I am a retired government scientist, and I started my career at RAE Farnborough. I was telling the grandchildren about things that were important to me in my life, when it occurred to me there was one man who was significant in my life, but I didn't understand it at the time. I would love to be able to thank my Head of Space Department, Dennis Allen. When I wrote my reports on the experiments I had done, he would correct my English and without any comment to me publish the report. Without his kindness and encouragement I would never have ended up as I did.

 

I had done badly at school, and after school I took a few O and A Levels at the local Technical College.

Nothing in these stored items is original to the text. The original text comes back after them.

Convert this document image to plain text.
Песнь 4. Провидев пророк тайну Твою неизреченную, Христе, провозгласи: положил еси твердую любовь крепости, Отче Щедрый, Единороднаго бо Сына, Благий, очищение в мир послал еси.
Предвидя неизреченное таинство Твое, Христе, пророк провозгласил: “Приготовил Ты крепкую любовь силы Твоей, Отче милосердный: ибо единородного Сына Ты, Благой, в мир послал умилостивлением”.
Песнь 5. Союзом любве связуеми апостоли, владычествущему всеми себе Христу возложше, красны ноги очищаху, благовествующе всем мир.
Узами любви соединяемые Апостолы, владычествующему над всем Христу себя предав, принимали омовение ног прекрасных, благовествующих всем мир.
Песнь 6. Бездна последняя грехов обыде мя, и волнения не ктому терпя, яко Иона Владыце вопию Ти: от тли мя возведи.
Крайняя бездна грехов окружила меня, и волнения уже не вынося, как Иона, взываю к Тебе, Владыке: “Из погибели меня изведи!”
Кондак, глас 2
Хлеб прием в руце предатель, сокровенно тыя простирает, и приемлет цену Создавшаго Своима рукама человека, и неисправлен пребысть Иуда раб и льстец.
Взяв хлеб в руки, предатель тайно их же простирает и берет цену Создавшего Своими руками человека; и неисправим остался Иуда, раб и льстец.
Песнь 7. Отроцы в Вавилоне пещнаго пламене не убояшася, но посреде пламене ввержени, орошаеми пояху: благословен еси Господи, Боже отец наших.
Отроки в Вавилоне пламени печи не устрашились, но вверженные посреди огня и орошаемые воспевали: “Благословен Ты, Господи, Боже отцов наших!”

I then went to the local Job Service, and they suggested that with my interest in model aircraft I should work at the RAE. My response was an amazed, "I couldn't work there, could I?" I started 1963.

 

What no one had realised was that I was dyslexic. Then Dyslexia wasn't recognised as it is now and was why I had had such difficulty at school. I only realised that I was dyslexic when I sat in on our daughter’s dyslexia assessment when she was at school, and I was amazed at how much of what was said applied to me. At junior school it was normal to be hit on the back of the hand with a ruler if you couldn't spell. On one occasion I remember spending a number of evenings working very hard on a homework essay, but when I handed it in I was summoned to the head mistress’s office. She told me firmly that she would not accept the sort of lazy, shoddy work that I had handed in and she gave me six strokes of the cane. I was very shocked as I had put a huge amount of time and effort into writing it.

 

In my senior school it was not so harsh, but in my first year I was taken out of the French class with the comment, "Beattie, we recommend that you master your mother tongue before you attempt anybody else's."

 

Because of Dennis Allen's support and the facilities available within RAE, including later, the development of Bill Gates’ spell checker, I was able to continue my studies as part of my work on day release, and I was able to use the work I was doing in the laboratory as part of my studies gaining

Grad Inst Physics. I then gained a Masters in experimental nuclear physics. I was then elected a member of the IoP and awarded the status of Chartered Physicist.

 

However, I believe, the most important thing that got me going was the encouragement of Dennis Allen, to whom I owe a huge thank you. I just wish I had understood what he had done for me at the time and been able to say thank you to him.